Keith Foulke said...

This rant is a granny to left-center but the problem actually may be worse than you describe. Yes, the professional coaching indsutry as a whole butchers these late game situations but it isn't just clock management where problems crop up. Fourth down conversions are another big problem for this group and this might surprise but the numbers on onside kicks are so compelling that it is astonishing we don't see more action in that area. Particularly after personal fouls move you up fifteen yards. Coaches that don't roll the ball in that situation probably shouldn't be allowed close to the headset.

I think the problem you reference really begs the following question ...... are professional HFC's smart men? I'm serious. They may be smart "football" guys. But the failure to understand and apply basic notions of probability is pretty damning. And we are not talking about tricky math here. This is pretty basic stuff.

Jhcurry said...

The media will fry anyone that tries and fails the unorthodox strategy. The mantra of football is to fight it out and to stand firm. Working probabilities is beyond the capacity of not only the coaches and the media but also the vast majority of the fan base. So, if you're doing the right thing and no one else believes it and it fails, was it the right thing to do afterall? Absolutely, but it won't happen because ultimately it's better short term to fight the fight and lose than to spout probablilities to an ignorant audience.

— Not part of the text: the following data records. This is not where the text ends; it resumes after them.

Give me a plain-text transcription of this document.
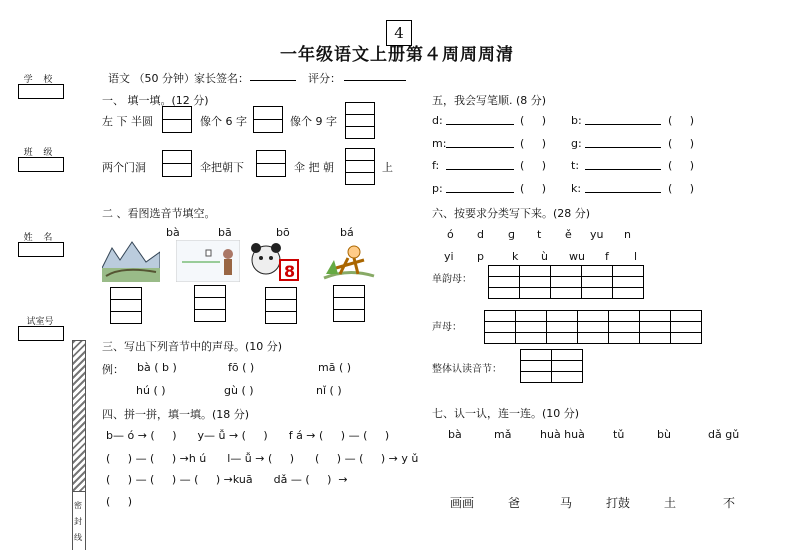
一年级语文上册第４周周周清
4
语文 （50 分钟） 家长签名：	评分：
学 校
班 级
姓 名
试室号
密
封
线
一、 填一填。(12 分)
左 下 半圆	像个 6 字	像个 9 字
两个门洞	伞把朝下	伞 把 朝	上
二 、看图选音节填空。
bà	bā	bō	bá
8
三、写出下列音节中的声母。(10 分)
例： bà ( b )	fō ( )	mā ( )
hú ( )	gù ( )	nǐ ( )
四、拼一拼，填一填。(18 分)
b— ó → (     )      y— ǚ → (     )      f á → (     ) — (     )
(     ) — (     ) →h ú      l— ǚ → (     )      (     ) — (     ) → y ǔ
(     ) — (     ) — (     ) →kuā      dǎ — (     )  →
(     )
五，我会写笔顺. (8 分)
d:	(     ) b:	(     )
m:	(     ) g:	(     )
f:	(     ) t:	(     )
p:	(     ) k:	(     )
六、按要求分类写下来。(28 分)
ó d ɡ t ě yu n
yi p	k ù wu f l
单韵母：

声母：

整体认读音节：

七、认一认，连一连。(10 分)
bà	mǎ	huà huà	tǔ	bù	dǎ gǔ
画画	爸	马	打鼓	土	不
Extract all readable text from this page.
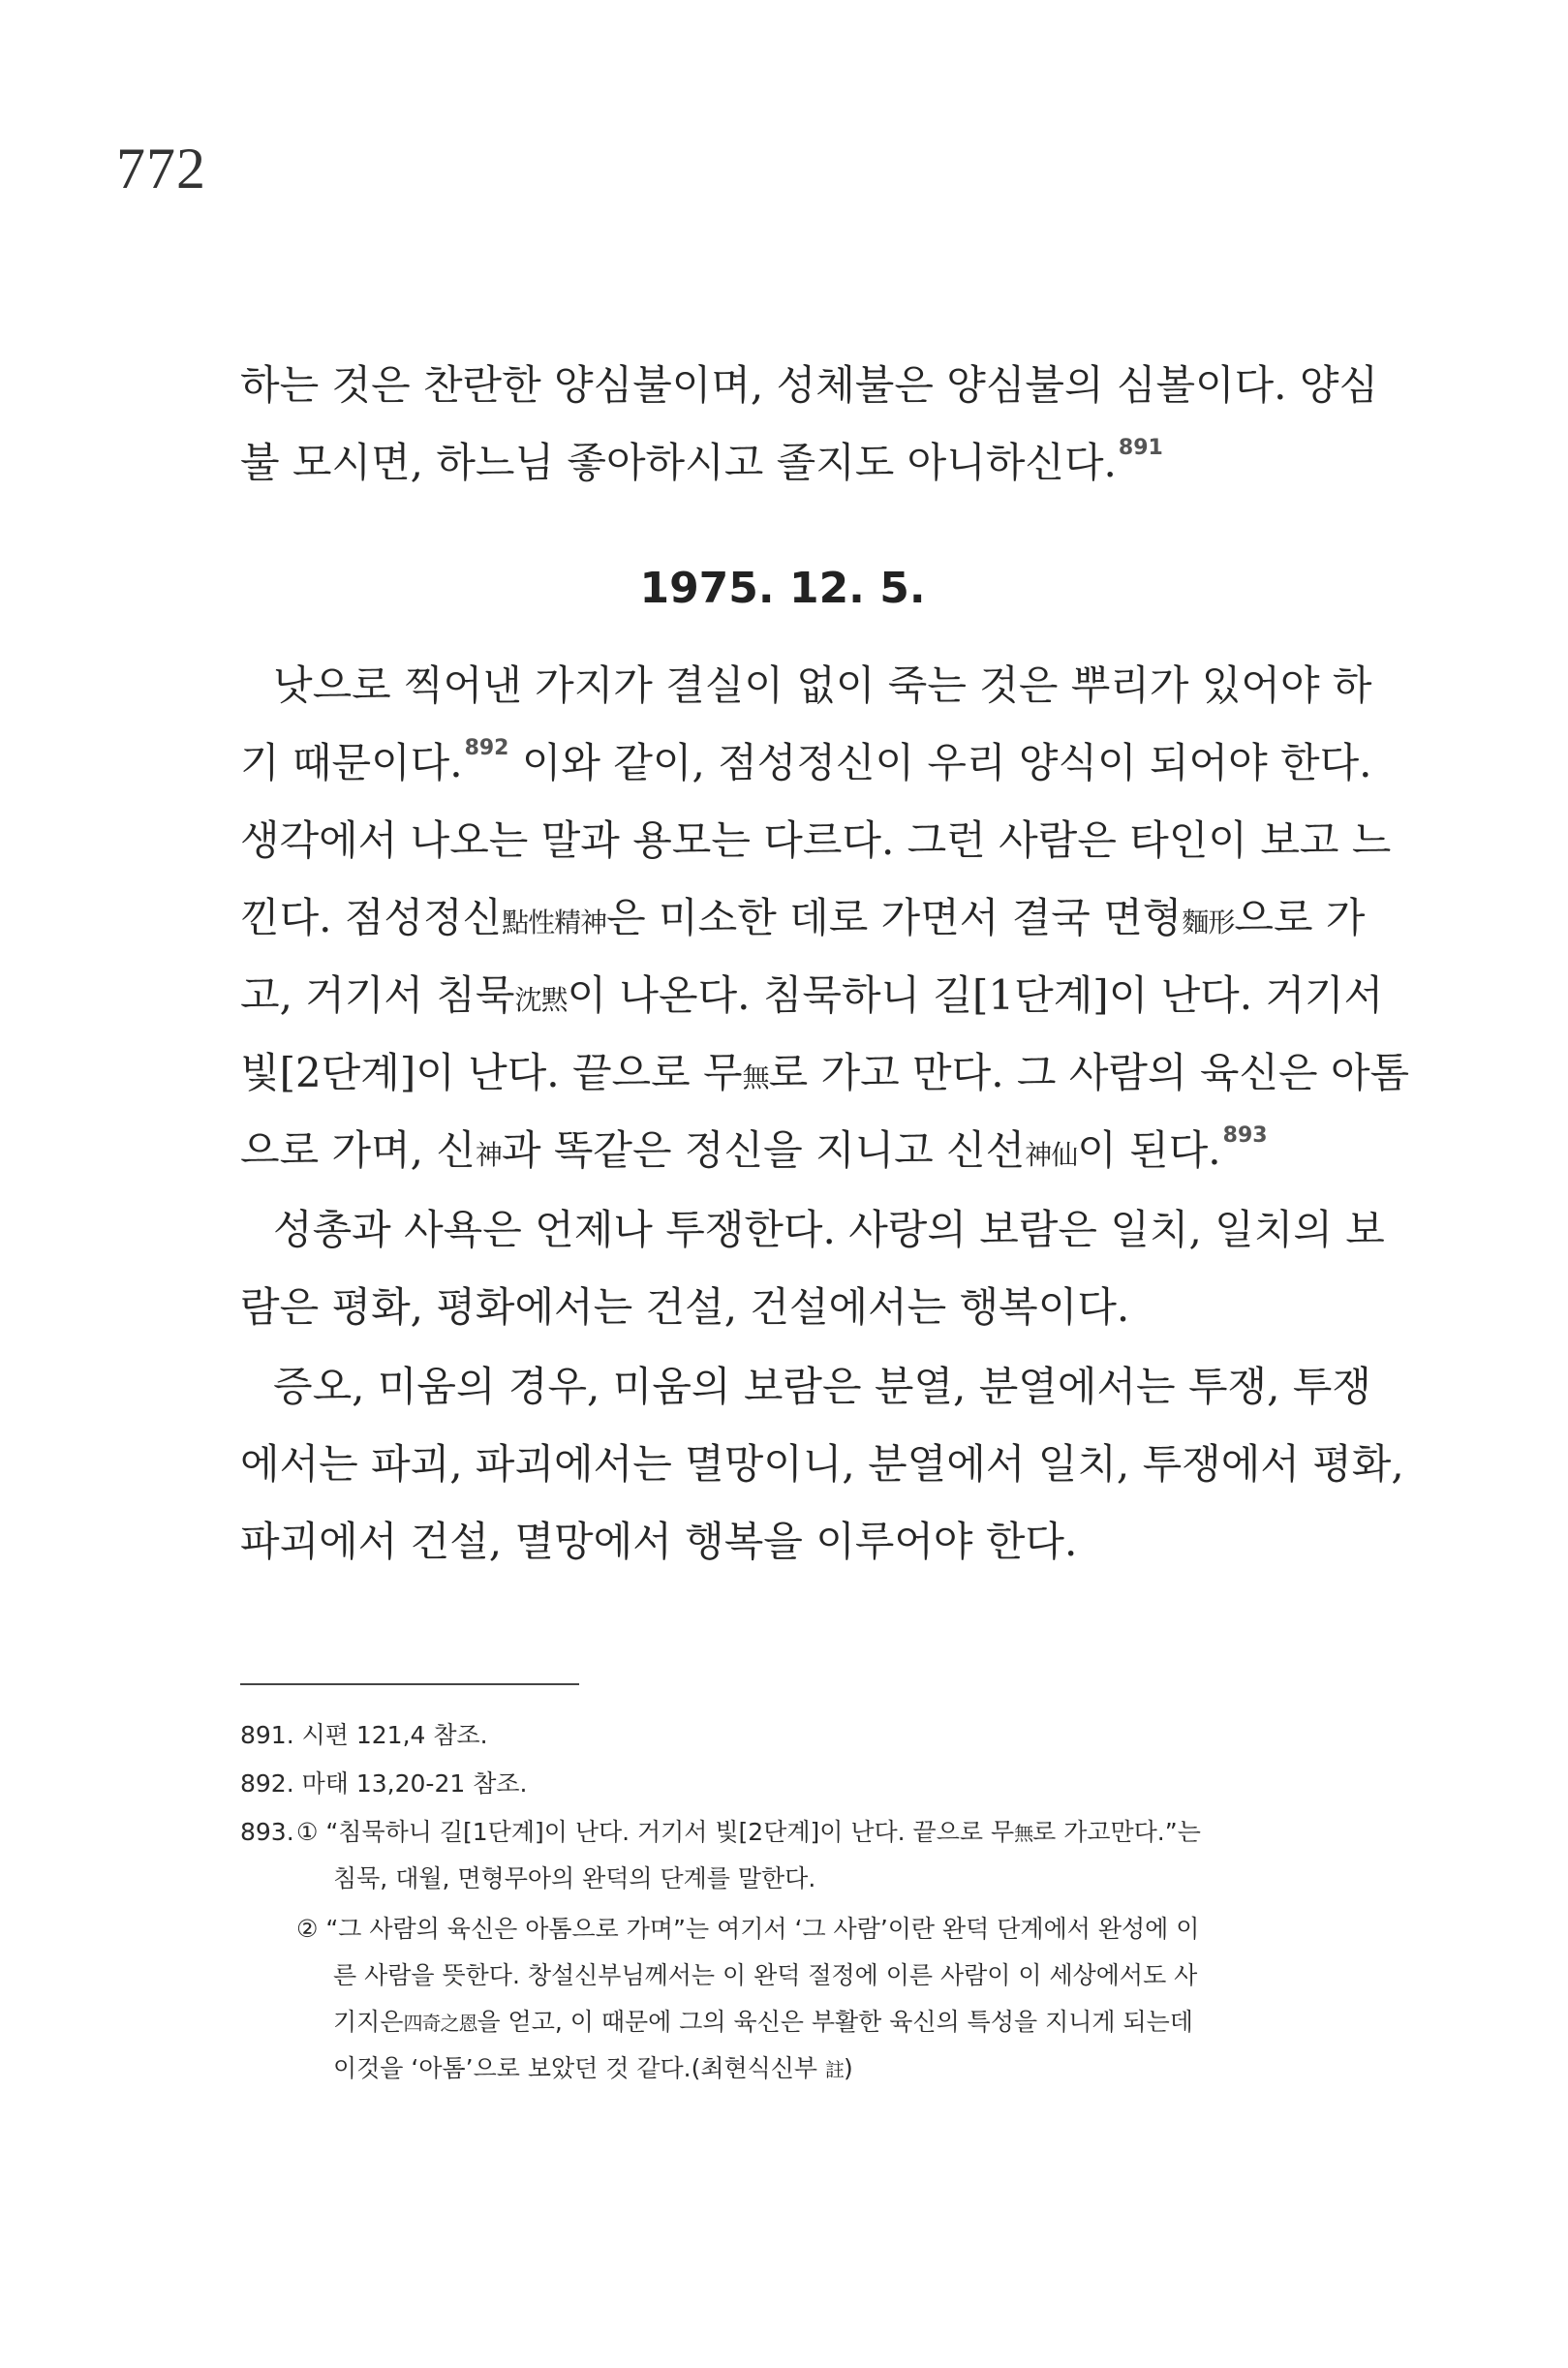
772
하는 것은 찬란한 양심불이며, 성체불은 양심불의 심볼이다. 양심
불 모시면, 하느님 좋아하시고 졸지도 아니하신다.$^{891}$
1975. 12. 5.
낫으로 찍어낸 가지가 결실이 없이 죽는 것은 뿌리가 있어야 하
기 때문이다.$^{892}$ 이와 같이, 점성정신이 우리 양식이 되어야 한다.
생각에서 나오는 말과 용모는 다르다. 그런 사람은 타인이 보고 느
낀다. 점성정신點性精神은 미소한 데로 가면서 결국 면형麵形으로 가
고, 거기서 침묵沈黙이 나온다. 침묵하니 길[1단계]이 난다. 거기서
빛[2단계]이 난다. 끝으로 무無로 가고 만다. 그 사람의 육신은 아톰
으로 가며, 신神과 똑같은 정신을 지니고 신선神仙이 된다.$^{893}$
성총과 사욕은 언제나 투쟁한다. 사랑의 보람은 일치, 일치의 보
람은 평화, 평화에서는 건설, 건설에서는 행복이다.
증오, 미움의 경우, 미움의 보람은 분열, 분열에서는 투쟁, 투쟁
에서는 파괴, 파괴에서는 멸망이니, 분열에서 일치, 투쟁에서 평화,
파괴에서 건설, 멸망에서 행복을 이루어야 한다.
891. 시편 121,4 참조.
892. 마태 13,20-21 참조.
893. ① “침묵하니 길[1단계]이 난다. 거기서 빛[2단계]이 난다. 끝으로 무無로 가고만다.”는
침묵, 대월, 면형무아의 완덕의 단계를 말한다.
② “그 사람의 육신은 아톰으로 가며”는 여기서 ‘그 사람’이란 완덕 단계에서 완성에 이
른 사람을 뜻한다. 창설신부님께서는 이 완덕 절정에 이른 사람이 이 세상에서도 사
기지은四奇之恩을 얻고, 이 때문에 그의 육신은 부활한 육신의 특성을 지니게 되는데
이것을 ‘아톰’으로 보았던 것 같다.(최현식신부 註)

"The most difficult subjects can be explained to the most slow-witted man if he has not formed any idea of them already; but, the simplest thing cannot be made clear to the most intelligent man if he is firmly persuaded that he knows already, without a shadow of a doubt, what is laid before him." Leo Tolstoy, 1897

Irishmike said...

It has been my belief for years that coaches in all sports make most of their decisions based on lessening media scrutiny vs. actually winning the game. And since most of the media eschews any advanced statistical analysis and believes in the playing things by the 50 year old "book" a coach can avoid scrutiny by being conservative and sticking to traditional strategies that have long been disproved by stats. In baseball - sac bunts, silly use of "closers" etc. In football - onside kicks per the below, punting on 4th and short inside midfield, allowing a team to score to save time etc.

It's baffling. You would think that one or two of these billionaire owners, who presumably used analytics in the business that allowed them to amass their fortune, would hire a coach who understands these things and allow (actually force) him to coach that way.

faustus le grand said...

leo tolstoy can eat my samovar, but the man does have a point: did anyone come away from hard knocks thinking ryan, tennenbaum, woody johnson or anyone there had a brain? so part of it is stupdity, but i agree with other posters that another very big part of it is CMA...no one gets fired, at least not directly, for going with the conventinoal wisdom no matter how wrong it is. the media outrage over belichiks choice to not punt was painful in so many ways--a) they were wrong b) they would have feted him like a grand duchess had it worked.